Copenhagen, the map which introduces the conquest game mode in EndWar's Prelude to War.

The game mode Conquest revolves around the control of uplinks on the map. The objective is to control a majority of uplinks and defend them from enemy attack until the timer expires.


In contrast to assault or siege, conquest forces the player to spread out somewhat if they want to ensure that the enemy can't flank them and steal uplinks. This makes it a very fluid gametype, as the game can swing from one player's favor to another as quickly as an uplink can be captured, especially on maps with few uplinks like Dukovany, which has only three.

Canonically, this game mode arises from the need to circumvent the SLAMS system in orbit. The attacking faction first uses electronic warfare to disable the satellite overlooking the region, giving them a window of opportunity to send in their special forces to secure and reboot the uplink system. They must hold the uplinks long enough for the SLAMS system to come back online in their favor, whereupon their faction's high command will vector in heavy support to secure the area without danger of being intercepted by the missile shield.


A match of Conquest can end in one of three ways:

  • One side captures and holds a majority of the uplinks on the map for 5 minutes
  • All uplinks on the map are held by a single player, ending the game immediately
  • One player has no remaining combat-effective units on the map for 10 seconds (annihilation)

The player might choose either of these goals as their objective, depending on their style of play.



The uplinks themselves are resilient, but not indestructible. Any unit can be ordered to attack and destroy an uplink. This will disable whatever mission support it was providing for the opposing player, which can be devastating. Typically, artillery will be ordered to shell an uplink from a distance. This is because the enemy will have more trouble finding and disabling the artillery to stop the attack, plus the shelling will cause heavy damage to any infantry who might try to access the uplink, often shutting down any attempt at capture and slowing down the enemy advance. Contrarily, WMDs will destroy any uplink within their blast radius instantly, as well as any unit taking cover in them.

Destroying an uplink does not remove it from the map, nor from the number of uplinks a player controls. Uplinks that have been destroyed can still be secured by infantry, and will still provide the captor with 4 command points upon capture. On maps like Grissom AFB, where most of the uplinks are destroyed at the start of the game, all the uplinks are still vitally important for their command point bonus and their count towards the majority needed to win.


The game will enter DEFCON once either side captures a majority of the uplinks or starts running out of reserves. Since the losing side gets the use of WMDs first, and the ability to crash an uplink and remove it from the map completely, it becomes a viable defensive tactic to wait until the enemy captures the majority to enter DEFCON 1, then crash an important uplink. This works especially well on maps with an odd number of uplinks, where crashing an uplink will immediately bring the opposing player back to only half of the uplinks controlled, halting the countdown. Experienced players will prepare for this tactic, however, and simultaneously attack two uplinks in such situations.

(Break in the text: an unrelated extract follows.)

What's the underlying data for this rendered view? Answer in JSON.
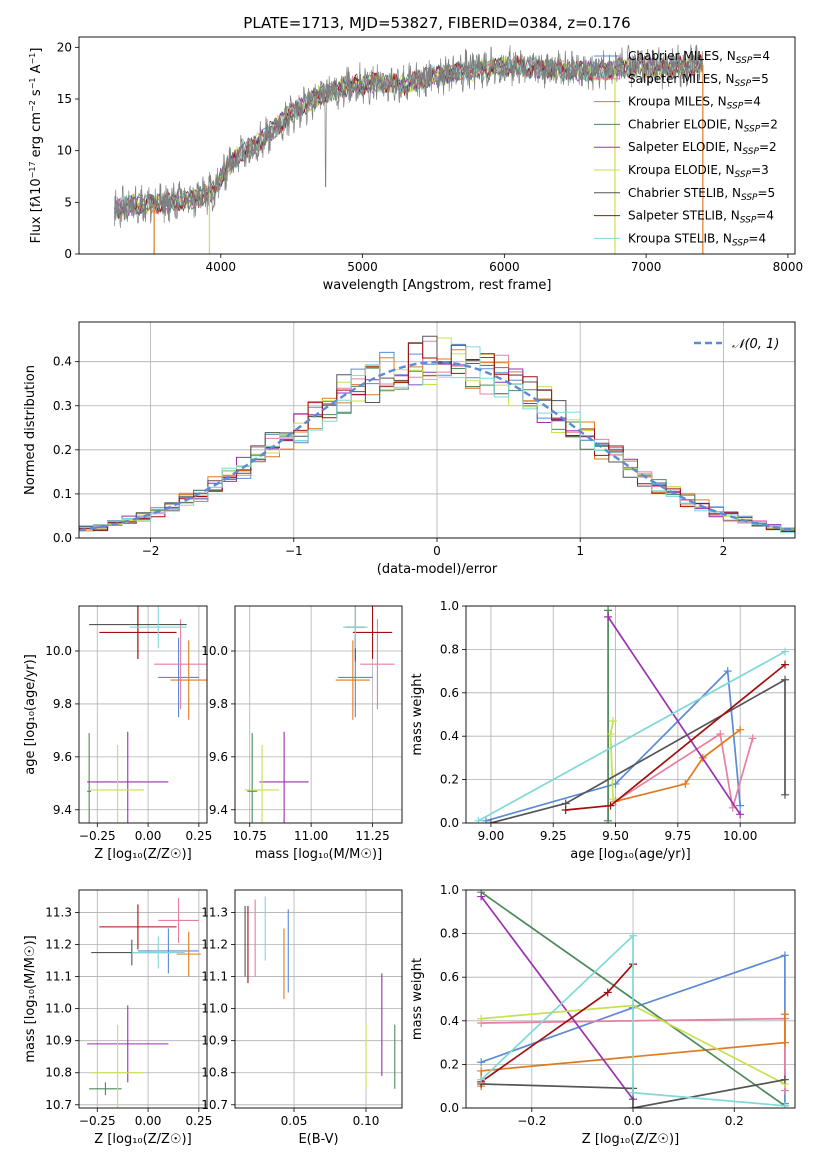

Due to the importance of capturing a majority of uplinks, once DEFCON is reached, the player holding the majority would be well-advised to wait until the enemy begins capturing an uplink to tip the balance back in their favor. Dropping the WMD on that uplink will automatically disable the unit attempting to capture, buying precious minutes while the enemy mounts another attempt, as the timer still runs down.


When in dire straits, and especially in DEFCON where units cost half as many points to deploy, Deep Strike can be a valuable tool in capturing uplinks behind enemy lines. Since securing an uplink grants 4 points, this could lead to a chain of Deep Strikes and subsequent uplink captures, depending on how many points are reserved. When Deep Striking, try to focus on uplinks that have been protected by combat drones (indicated by a white lining around the uplink icon on the map), as it hints that there might be an engineer garrison (riflemen can successfully engage combat drones and engineers, especially if they get into cover quickly). If the Deep Strike is against an uplink that has riflemen defending it, chances of success are low. Bear in mind that if the enemy has a large number of units on the frontline, chances are low that any individual uplink will have any units defending it, making him more vulnerable to this tactic.

Force recon will also prove useful as a defensive ploy in this mode, especially if the player has access to levels 2 or 3, where tank units are present. This is effective prevention for deep striking, since regular army units can be positioned well behind the frontline in vulnerable areas. For the Spetsnaz, force recon is an especially useful tactic as it provides insurance against a fast JSF/EFEC flanking attack by distributing firepower around the map. Since force recon can only be used in one area and cannot be ordered to move to a new location, it is less effective on maps with many uplinks, and extremely effective on maps with few.

Flanking the enemy will be most effective if it is done at least in part with infantry, as the battle will most likely be concentrated around a single line on the map, enabling a sneaky assault around the side with infantry to capture unguarded uplinks. Since the conquest game mode is predicated on capturing the uplinks rather than destroying hostiles, this can crush a more powerful enemy, especially if it consists of engineers who can get into cover and prepare for a counterattack.